In the hold, Kerk and Meta had opened some of the crates and were chortling with joy over their lethal contents. Meta, a pressure canister in her arms, turned to Jason as he came through the door.
"Just look at this," she said. "This powder in here—why you can eat it like dirt, with less harm. Yet it is instantly deadly to all forms of vegetable life ..." She stopped suddenly as she realized Jason didn't share her extreme pleasure. "I'm sorry. I forgot for a moment there that you weren't a Pyrran. So you don't really understand, do you?"
Before he could answer, the PA speaker called her name.
"Jump time," she said. "Come with me to the bridge while I do the equations. We can talk there. I know so little about any place except Pyrrus that I have a million questions to ask."
Jason followed her to the bridge where she relieved the duty officer and began taking readings for the jump-setting. She looked out of place among the machines, a sturdy but supple figure in a simple, one-piece shipsuit. Yet there was no denying the efficiency with which she went about her job.
"Meta, aren't you a little young to be the pilot of an interstellar ship?"
"Am I?" She thought for a second. "I really don't know how old pilots are supposed to be. I have been piloting for about three years now and I'm almost twenty. Is that younger than usual?"

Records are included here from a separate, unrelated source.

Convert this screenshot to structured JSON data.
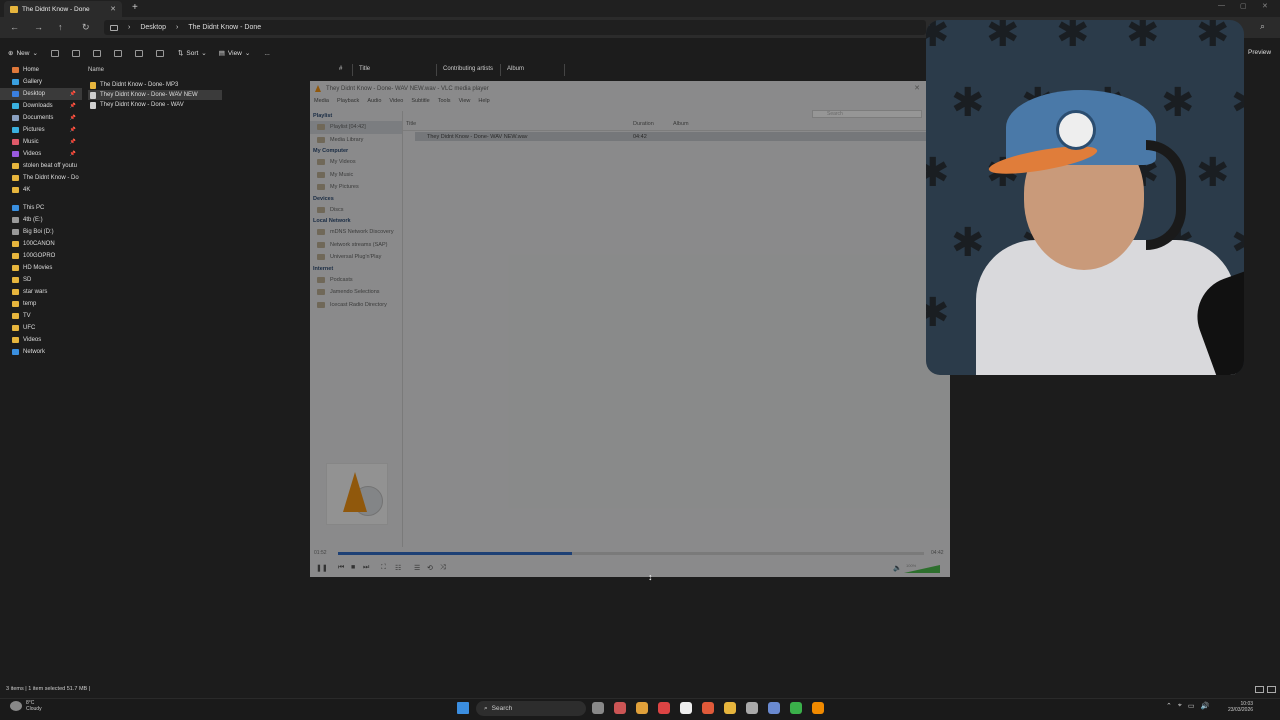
{
  "explorer": {
    "tab_title": "The Didnt Know - Done",
    "new_tab": "+",
    "breadcrumb": [
      "Desktop",
      "The Didnt Know - Done"
    ],
    "toolbar": {
      "new_label": "New",
      "sort_label": "Sort",
      "view_label": "View",
      "more_label": "...",
      "preview_label": "Preview"
    },
    "sidebar": {
      "quick": [
        {
          "label": "Home",
          "color": "#e0783a"
        },
        {
          "label": "Gallery",
          "color": "#3aa0e0"
        },
        {
          "label": "Desktop",
          "color": "#3a7fe0",
          "pinned": true,
          "selected": true
        },
        {
          "label": "Downloads",
          "color": "#3ab0e0",
          "pinned": true
        },
        {
          "label": "Documents",
          "color": "#8aa0c0",
          "pinned": true
        },
        {
          "label": "Pictures",
          "color": "#3ab0e0",
          "pinned": true
        },
        {
          "label": "Music",
          "color": "#e05a6a",
          "pinned": true
        },
        {
          "label": "Videos",
          "color": "#9a5ae0",
          "pinned": true
        },
        {
          "label": "stolen beat off youtu",
          "color": "#e6b53d"
        },
        {
          "label": "The Didnt Know - Do",
          "color": "#e6b53d"
        },
        {
          "label": "4K",
          "color": "#e6b53d"
        }
      ],
      "drives": [
        {
          "label": "This PC",
          "color": "#3a8fe0"
        },
        {
          "label": "4tb (E:)",
          "color": "#999"
        },
        {
          "label": "Big Boi (D:)",
          "color": "#999"
        },
        {
          "label": "100CANON",
          "color": "#e6b53d"
        },
        {
          "label": "100GOPRO",
          "color": "#e6b53d"
        },
        {
          "label": "HD Movies",
          "color": "#e6b53d"
        },
        {
          "label": "SD",
          "color": "#e6b53d"
        },
        {
          "label": "star wars",
          "color": "#e6b53d"
        },
        {
          "label": "temp",
          "color": "#e6b53d"
        },
        {
          "label": "TV",
          "color": "#e6b53d"
        },
        {
          "label": "UFC",
          "color": "#e6b53d"
        },
        {
          "label": "Videos",
          "color": "#e6b53d"
        },
        {
          "label": "Network",
          "color": "#3a8fe0"
        }
      ]
    },
    "columns": {
      "name": "Name",
      "num": "#",
      "title": "Title",
      "artists": "Contributing artists",
      "album": "Album"
    },
    "files": [
      {
        "name": "The Didnt Know - Done- MP3",
        "icon": "#e6b53d"
      },
      {
        "name": "They Didnt Know - Done- WAV NEW",
        "icon": "#cfcfcf",
        "selected": true
      },
      {
        "name": "They Didnt Know - Done - WAV",
        "icon": "#cfcfcf"
      }
    ],
    "status": "3 items  |  1 item selected  51.7 MB  |"
  },
  "vlc": {
    "title": "They Didnt Know - Done- WAV NEW.wav - VLC media player",
    "menu": [
      "Media",
      "Playback",
      "Audio",
      "Video",
      "Subtitle",
      "Tools",
      "View",
      "Help"
    ],
    "search_placeholder": "Search",
    "playlist_heading": "Playlist",
    "playlist_item": "Playlist [04:42]",
    "media_library": "Media Library",
    "my_computer": "My Computer",
    "my_computer_items": [
      "My Videos",
      "My Music",
      "My Pictures"
    ],
    "devices": "Devices",
    "devices_items": [
      "Discs"
    ],
    "local_network": "Local Network",
    "local_network_items": [
      "mDNS Network Discovery",
      "Network streams (SAP)",
      "Universal Plug'n'Play"
    ],
    "internet": "Internet",
    "internet_items": [
      "Podcasts",
      "Jamendo Selections",
      "Icecast Radio Directory"
    ],
    "col_title": "Title",
    "col_duration": "Duration",
    "col_album": "Album",
    "track": {
      "title": "They Didnt Know - Done- WAV NEW.wav",
      "duration": "04:42"
    },
    "elapsed": "01:52",
    "total": "04:42",
    "progress": 0.4,
    "volume_label": "100%"
  },
  "taskbar": {
    "weather_temp": "8°C",
    "weather_desc": "Cloudy",
    "search_label": "Search",
    "time": "10:03",
    "date": "23/03/2026",
    "apps": [
      {
        "name": "task-view-icon",
        "color": "#888"
      },
      {
        "name": "app-icon",
        "color": "#c55"
      },
      {
        "name": "chrome-icon",
        "color": "#e0a03a"
      },
      {
        "name": "browser-icon",
        "color": "#d44"
      },
      {
        "name": "tiktok-icon",
        "color": "#eee"
      },
      {
        "name": "brave-icon",
        "color": "#e05a3a"
      },
      {
        "name": "folder-icon",
        "color": "#e6b53d"
      },
      {
        "name": "app-icon-2",
        "color": "#aaa"
      },
      {
        "name": "globe-icon",
        "color": "#6a8ad0"
      },
      {
        "name": "chrome-icon-2",
        "color": "#3ab04a"
      },
      {
        "name": "vlc-icon",
        "color": "#f08a00"
      }
    ]
  }
}
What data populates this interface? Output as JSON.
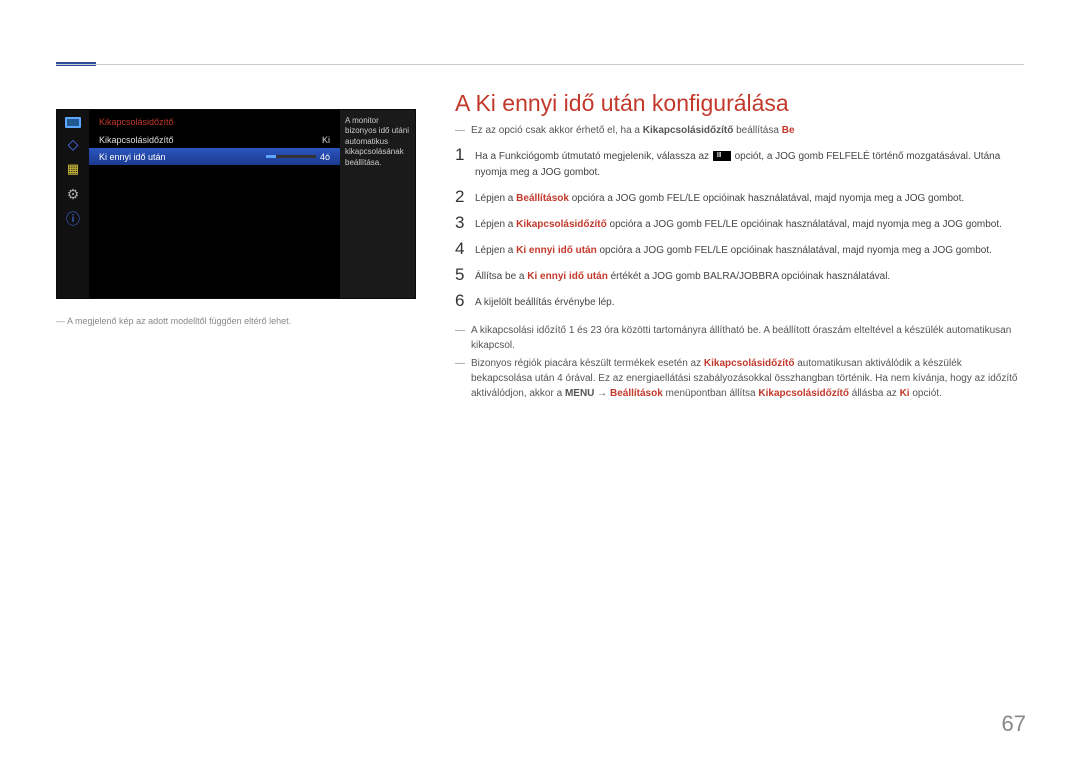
{
  "page": {
    "number": "67"
  },
  "osd": {
    "panelTitle": "Kikapcsolásidőzítő",
    "row1": {
      "label": "Kikapcsolásidőzítő",
      "value": "Ki"
    },
    "row2": {
      "label": "Ki ennyi idő után",
      "value": "4ó"
    },
    "tip": "A monitor bizonyos idő utáni automatikus kikapcsolásának beállítása.",
    "caption": "A megjelenő kép az adott modelltől függően eltérő lehet."
  },
  "title": "A Ki ennyi idő után konfigurálása",
  "intro": {
    "pre": "Ez az opció csak akkor érhető el, ha a ",
    "bold1": "Kikapcsolásidőzítő",
    "mid": " beállítása ",
    "bold2": "Be"
  },
  "steps": {
    "s1a": "Ha a Funkciógomb útmutató megjelenik, válassza az ",
    "s1b": " opciót, a JOG gomb FELFELÉ történő mozgatásával. Utána nyomja meg a JOG gombot.",
    "s2a": "Lépjen a ",
    "s2r": "Beállítások",
    "s2b": " opcióra a JOG gomb FEL/LE opcióinak használatával, majd nyomja meg a JOG gombot.",
    "s3a": "Lépjen a ",
    "s3r": "Kikapcsolásidőzítő",
    "s3b": " opcióra a JOG gomb FEL/LE opcióinak használatával, majd nyomja meg a JOG gombot.",
    "s4a": "Lépjen a ",
    "s4r": "Ki ennyi idő után",
    "s4b": " opcióra a JOG gomb FEL/LE opcióinak használatával, majd nyomja meg a JOG gombot.",
    "s5a": "Állítsa be a ",
    "s5r": "Ki ennyi idő után",
    "s5b": " értékét a JOG gomb BALRA/JOBBRA opcióinak használatával.",
    "s6": "A kijelölt beállítás érvénybe lép."
  },
  "footnotes": {
    "f1": "A kikapcsolási időzítő 1 és 23 óra közötti tartományra állítható be. A beállított óraszám elteltével a készülék automatikusan kikapcsol.",
    "f2a": "Bizonyos régiók piacára készült termékek esetén az ",
    "f2r1": "Kikapcsolásidőzítő",
    "f2b": " automatikusan aktiválódik a készülék bekapcsolása után 4 órával. Ez az energiaellátási szabályozásokkal összhangban történik. Ha nem kívánja, hogy az időzítő aktiválódjon, akkor a ",
    "f2bold1": "MENU",
    "f2arrow": " → ",
    "f2r2": "Beállítások",
    "f2c": " menüpontban állítsa ",
    "f2r3": "Kikapcsolásidőzítő",
    "f2d": " állásba az ",
    "f2r4": "Ki",
    "f2e": " opciót."
  }
}
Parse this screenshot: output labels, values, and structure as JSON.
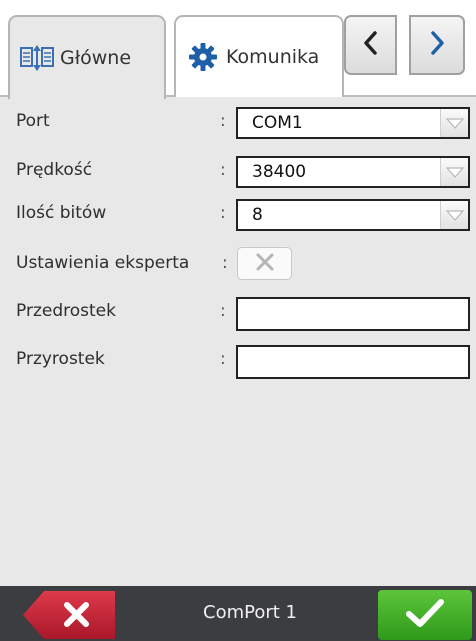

Jason opened his mouth—then laughed. "I suppose that all depends on what planet you're from. Some places you would have trouble getting licensed. But I'll bet things are different on Pyrrus. By their standards you must rank as an old lady."
"Now you're making a joke," Meta said serenely as she fed a figure into the calculator. "I've seen old ladies on some planets. They are wrinkled and have gray hair. I don't know how old they are, I asked one but she wouldn't tell me her age. But I'm sure they must be older than anyone on Pyrrus, no one looks like that there."
"I don't mean old that way," Jason groped for the right word. "Not old—but grown-up, mature. An adult."